Die Alzheimer-Erkrankung entwickelt sich zwar langsam, ist aber besonders heimtückisch. Durch den Untergang von Nervengewebe entstehen erst nur kleine Erinnerungslücken. Doch mit der Zeit wird den Betroffenen ein selbstständiges Leben unmöglich, die Ausfallerscheinungen werden immer größer. Eine Heilung des Demenz-Leidens ist bis heute nicht möglich. Immerhin verstehen die Forscher die Krankheitsursachen immer besser. Bonner Wissenschaftler haben nun einen neuen Mechanismus entdeckt, der die Anreicherung schädlicher Proteinablagerungen im Gehirn im Verlauf der Alzheimer-Krankheit begünstigt. Ihre Erkenntnisse präsentieren sie im Journal of Biological Chemistry (2012, Online-Vorabveröffentlichung).

Heute leben in Deutschland mehr als 1,2 Millionen Demenz-Patienten, die Mehrheit von ihnen leidet an der Alzheimer-Krankheit. Experten schätzen, dass dieser Demenztyp ungefähr 60 Prozent der weltweit 24 Millionen Erkrankungen ausmacht. Bis 2050 wird sich die Zahl der Patienten wohl verdoppeln. „Etliche Jahre bevor sich die ersten Alzheimer-Symptome bemerkbar machen, bilden sich im Gehirn bereits Plaques aus fehlerhaft gefalteten Beta-Amyloid-Peptiden“, sagt Jochen Walter von der Klinik für Neurologie des Bonner Universitätsklinikums. „Diese Ablagerungen beeinträchtigen die Funktion der Nervenzellen im Gehirn.“

Gewebeschäden durch fehlgefaltete Peptide

Wie bei vielen der sogenannten neurodegenerativen Erkrankungen kommt es auch bei Alzheimer zum Untergang von Nervengewebe. Ein möglicher Verursacher für die Gewebeschäden könnten Ablagerungen aus dem falsch gefalteten Beta-Amyloid-Peptid sein.

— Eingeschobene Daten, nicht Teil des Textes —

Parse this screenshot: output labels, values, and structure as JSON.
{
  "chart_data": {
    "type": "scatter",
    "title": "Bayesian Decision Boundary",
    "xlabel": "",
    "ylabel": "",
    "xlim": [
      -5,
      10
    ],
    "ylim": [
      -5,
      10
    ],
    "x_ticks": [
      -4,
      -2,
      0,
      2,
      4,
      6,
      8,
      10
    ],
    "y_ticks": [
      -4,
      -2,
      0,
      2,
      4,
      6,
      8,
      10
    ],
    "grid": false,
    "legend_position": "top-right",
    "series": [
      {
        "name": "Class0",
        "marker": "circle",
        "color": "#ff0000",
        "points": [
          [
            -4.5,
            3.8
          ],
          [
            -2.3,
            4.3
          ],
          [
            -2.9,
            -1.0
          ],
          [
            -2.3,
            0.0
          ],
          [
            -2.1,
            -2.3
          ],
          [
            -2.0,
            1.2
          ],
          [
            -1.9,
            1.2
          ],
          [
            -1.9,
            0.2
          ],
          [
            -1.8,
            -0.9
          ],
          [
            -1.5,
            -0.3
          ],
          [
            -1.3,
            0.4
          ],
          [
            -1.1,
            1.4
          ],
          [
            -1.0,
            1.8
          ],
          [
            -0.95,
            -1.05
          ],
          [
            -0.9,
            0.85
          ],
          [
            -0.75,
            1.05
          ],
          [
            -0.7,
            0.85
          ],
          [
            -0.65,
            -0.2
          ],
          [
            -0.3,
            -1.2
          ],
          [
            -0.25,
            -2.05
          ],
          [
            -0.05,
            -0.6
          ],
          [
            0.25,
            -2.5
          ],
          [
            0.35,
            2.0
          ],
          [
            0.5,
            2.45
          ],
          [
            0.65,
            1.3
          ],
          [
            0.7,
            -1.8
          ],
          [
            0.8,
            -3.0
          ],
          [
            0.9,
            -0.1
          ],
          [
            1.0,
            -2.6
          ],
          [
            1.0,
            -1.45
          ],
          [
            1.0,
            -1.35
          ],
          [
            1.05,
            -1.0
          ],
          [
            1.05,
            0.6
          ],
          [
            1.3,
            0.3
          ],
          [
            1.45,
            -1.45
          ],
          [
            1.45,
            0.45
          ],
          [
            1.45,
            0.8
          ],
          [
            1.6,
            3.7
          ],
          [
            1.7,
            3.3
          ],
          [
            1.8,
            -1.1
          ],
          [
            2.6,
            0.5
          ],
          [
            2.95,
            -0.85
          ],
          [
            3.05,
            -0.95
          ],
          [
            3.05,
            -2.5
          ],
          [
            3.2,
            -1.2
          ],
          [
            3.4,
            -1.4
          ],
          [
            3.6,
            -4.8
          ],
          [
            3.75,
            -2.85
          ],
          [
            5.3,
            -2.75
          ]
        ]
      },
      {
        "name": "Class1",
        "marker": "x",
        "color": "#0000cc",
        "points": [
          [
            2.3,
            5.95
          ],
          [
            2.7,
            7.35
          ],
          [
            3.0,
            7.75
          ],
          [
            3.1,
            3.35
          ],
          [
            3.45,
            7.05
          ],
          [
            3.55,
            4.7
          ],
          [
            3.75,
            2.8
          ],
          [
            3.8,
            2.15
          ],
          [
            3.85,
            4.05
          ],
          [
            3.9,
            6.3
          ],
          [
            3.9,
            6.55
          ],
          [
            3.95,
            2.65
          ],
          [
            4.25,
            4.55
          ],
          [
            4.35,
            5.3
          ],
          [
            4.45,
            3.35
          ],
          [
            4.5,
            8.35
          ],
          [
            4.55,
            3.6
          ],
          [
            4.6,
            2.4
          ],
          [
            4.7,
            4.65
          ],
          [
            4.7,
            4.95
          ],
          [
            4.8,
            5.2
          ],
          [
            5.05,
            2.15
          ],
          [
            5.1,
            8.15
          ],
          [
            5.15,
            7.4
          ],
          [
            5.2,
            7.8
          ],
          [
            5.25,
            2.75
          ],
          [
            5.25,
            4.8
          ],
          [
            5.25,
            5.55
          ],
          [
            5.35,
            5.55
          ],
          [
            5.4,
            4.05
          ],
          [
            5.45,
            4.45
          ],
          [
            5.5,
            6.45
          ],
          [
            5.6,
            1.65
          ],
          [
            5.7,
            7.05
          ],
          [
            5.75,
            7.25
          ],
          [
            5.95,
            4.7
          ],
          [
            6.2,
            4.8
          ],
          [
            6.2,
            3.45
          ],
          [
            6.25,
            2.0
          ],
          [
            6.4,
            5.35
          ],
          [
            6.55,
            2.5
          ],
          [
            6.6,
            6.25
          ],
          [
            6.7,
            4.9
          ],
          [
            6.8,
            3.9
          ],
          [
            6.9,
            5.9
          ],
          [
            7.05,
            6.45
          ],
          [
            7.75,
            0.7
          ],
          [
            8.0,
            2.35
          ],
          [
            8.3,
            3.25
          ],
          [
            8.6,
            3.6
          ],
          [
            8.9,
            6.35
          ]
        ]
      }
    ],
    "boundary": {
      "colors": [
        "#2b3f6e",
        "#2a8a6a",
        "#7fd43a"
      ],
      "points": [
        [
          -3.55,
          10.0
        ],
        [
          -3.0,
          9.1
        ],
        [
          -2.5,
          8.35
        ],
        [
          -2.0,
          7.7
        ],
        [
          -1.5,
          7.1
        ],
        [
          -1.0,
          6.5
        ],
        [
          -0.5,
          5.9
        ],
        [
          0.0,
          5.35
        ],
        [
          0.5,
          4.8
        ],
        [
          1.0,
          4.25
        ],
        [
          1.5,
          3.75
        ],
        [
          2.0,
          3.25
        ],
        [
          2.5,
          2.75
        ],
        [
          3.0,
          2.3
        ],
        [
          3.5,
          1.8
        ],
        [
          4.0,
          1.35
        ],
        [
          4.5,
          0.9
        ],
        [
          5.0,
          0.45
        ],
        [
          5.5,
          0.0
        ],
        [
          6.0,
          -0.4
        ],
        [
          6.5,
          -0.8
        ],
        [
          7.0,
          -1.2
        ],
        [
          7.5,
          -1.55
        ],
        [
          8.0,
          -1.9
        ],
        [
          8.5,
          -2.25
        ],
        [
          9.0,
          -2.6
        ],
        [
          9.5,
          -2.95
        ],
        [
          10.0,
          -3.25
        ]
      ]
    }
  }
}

Beta-Amyloid-Plaques im Gehirn eines Alzheimer-Patienten. Was genau die Erkrankung auslöst, ist jedoch immer noch nicht restlos geklärtLightbox-Link
Beta-Amyloid-Plaques im Gehirn eines Alzheimer-Patienten. Was genau die Erkrankung auslöst, ist jedoch immer noch nicht restlos geklärt. Quelle: KGH
Normalerweise verfügt das Hirn über spezialisierte Zellen, die es gegen schädliche Moleküle verteidigen, die Mikrogliazellen (mehr…). „Lagern sich im Gehirn von Alzheimer-Erkrankten die Beta-Amyloid-Peptide ab, werden die Mikrogliazellen aktiviert und fressen einen Teil der Ablagerungen wieder auf“, berichtet Walter. Bei Alzheimer-Patienten arbeiten die Zellen aber offenbar nicht effektiv genug. Zu diesem Schluss kommen die Forscher von der Uniklinik für Neurologie und vom Institut für Medizinische Mikrobiologie, Immunologie und Parasitologie der Universität Bonn nach Untersuchungen der Mikroglia bei Mäusen.

Entsorgung von Amyloid-Plaques gestört

Besonders wenn die Beta-Amyloid-Peptide mit zusätzlichen Phosphatgruppen beladen waren, taten sich die Mikroglia-Zellen schwer damit, die Ablagerungen zu entfernen. „Dann wird ein insulinabbauendes Enzyms blockiert, das für die Aktivität der Mikrogliazellen von großer Bedeutung ist“, sagt der Bonner Wissenschaftler. „Im Ergebnis sind Beta-Amyloid-Peptide mit Phosphatgruppe also viel schwerer verdaulich als ohne.“ Doch damit nicht genug, die Phosphatgruppen sind auch aus einem zweiten Grund noch besonders gefährlich: Weil sie die Verklumpung der Amyloid-Beta-Peptide erleichtern, fördern sie die Entstehung der Alzheimer-Plaques.

Bei der Entsorgung von Alzheimer-Plaques setzt der Körper zusätzlich noch auf eine ganze Batterie von unterschiedlichen Proteinen. Die Insulinabbauenden Enzyme und die Angiotensin-konvertierenden Enzyme (ACE) sind normalerweise ebenfalls in der Lage Plaques aufzulösen.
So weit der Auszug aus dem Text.